While there are many things I’ll miss about the mall, I certainly won’t miss Kara saying, “Hold this. I’ll be back in a minute,” as she hands me her purse and disappears into the dressing room, ostensibly trying on clothes to make sure they’ll look good on somebody else. If I was a smart person, I’d run out at that moment and plant some corn by the shrubs at the mall entrance, entertaining myself with some subsistence farming as the seasons rolled by in her absence. After the harvest, I’d have plenty of time to sit back with some fresh corn on the cob, picking my teeth and pondering the continued existence of wool sweaters.

You never hear anybody say: “I love itchy wool sweaters. The more itch, the better. If you can’t find any itchy enough, just cut three holes in a burlap sack and give that to me for Christmas.” Yet the mall is filled with wool sweaters. Who is buying them? It’s almost like the stores think that wool is the Sweater of the Future.

In any event, it’s nice to slow down and spend time with family instead of throngs of shoppers, even though Kara and I end up driving all over the Eastern Seaboard to see everybody. During the holiday break, if you took a picture of me and Kara, we’d show up as animated red arrows stretching our way across a road atlas.

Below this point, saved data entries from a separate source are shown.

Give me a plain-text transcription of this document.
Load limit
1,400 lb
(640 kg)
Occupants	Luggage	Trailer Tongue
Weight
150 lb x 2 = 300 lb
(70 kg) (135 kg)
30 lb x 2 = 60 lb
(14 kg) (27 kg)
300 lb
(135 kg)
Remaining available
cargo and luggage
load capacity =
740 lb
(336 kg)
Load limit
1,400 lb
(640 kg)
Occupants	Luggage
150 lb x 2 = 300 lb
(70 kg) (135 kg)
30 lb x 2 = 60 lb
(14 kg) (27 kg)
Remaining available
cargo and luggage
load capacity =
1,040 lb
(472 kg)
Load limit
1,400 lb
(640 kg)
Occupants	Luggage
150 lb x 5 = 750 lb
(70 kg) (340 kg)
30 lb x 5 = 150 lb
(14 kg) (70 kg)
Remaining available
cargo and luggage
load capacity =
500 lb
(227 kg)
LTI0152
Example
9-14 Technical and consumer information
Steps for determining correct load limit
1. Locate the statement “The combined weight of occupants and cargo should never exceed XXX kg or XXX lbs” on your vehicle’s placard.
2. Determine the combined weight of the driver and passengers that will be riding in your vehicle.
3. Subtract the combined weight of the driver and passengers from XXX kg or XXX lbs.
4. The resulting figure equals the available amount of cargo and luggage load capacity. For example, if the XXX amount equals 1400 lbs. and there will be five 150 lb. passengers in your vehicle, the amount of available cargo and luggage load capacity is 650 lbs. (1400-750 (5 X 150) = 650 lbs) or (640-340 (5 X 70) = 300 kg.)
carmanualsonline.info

Still, it beats being the Dippin’ Dots guy.

Should old acquaintance be forgot, you can still email Mike Todd at


  1. Wow, a double feature this week!

    I feel the same way about wool. Maybe everyone does? Maybe people caught on to the fact that non-itch fabrics are far more pleasant and subsequently stopped buying wool clothing for themselves years ago? Maybe stores have just been pushing the same unmovable wool inventory for the last decade, knowing that it only sells at Christmas, because people will only buy it on the condition that they don't have to wear it? That must be it. Wool is the unwanted gift of our generation. Wool is the Fruitcake of the Future.

    Those Dippin' Dots marketing guys do have their work cut out for them. It's not easy to convince people to eat food that comes in pellet form.

  2. I just love looking at the tables full of in FL. There are some that look really good with flip flops. Maybe the Dippin' Dots Dude should start pelting passerby's with ice cream pellets - kind of like the lotion people who say, "Can I interest you in trying...." and they try to squirt you as you scurry on by. Well, it would pass the time anyway.

    Have a great 2008!

  3. I tried dippin Dots the arizona, and even then I didn't like them. lol

  4. Russ -- Ha, it was a temporary double feature 'cause I'm an idiot. Bet you know what next week's column is about.

    Carmel -- Yo, dude! Wool sandals, then? And I hate those mall people, too. Where did they come from all of a sudden?

    Burf -- Ha. Glad I'm not the only one. The one time I tried Dippin' Dots, I dropped the container and they went everywhere. The dude gave me a refill for free. So, you know, Dippin' Dots might not be as good as ice cream, but at least they have a good warranty.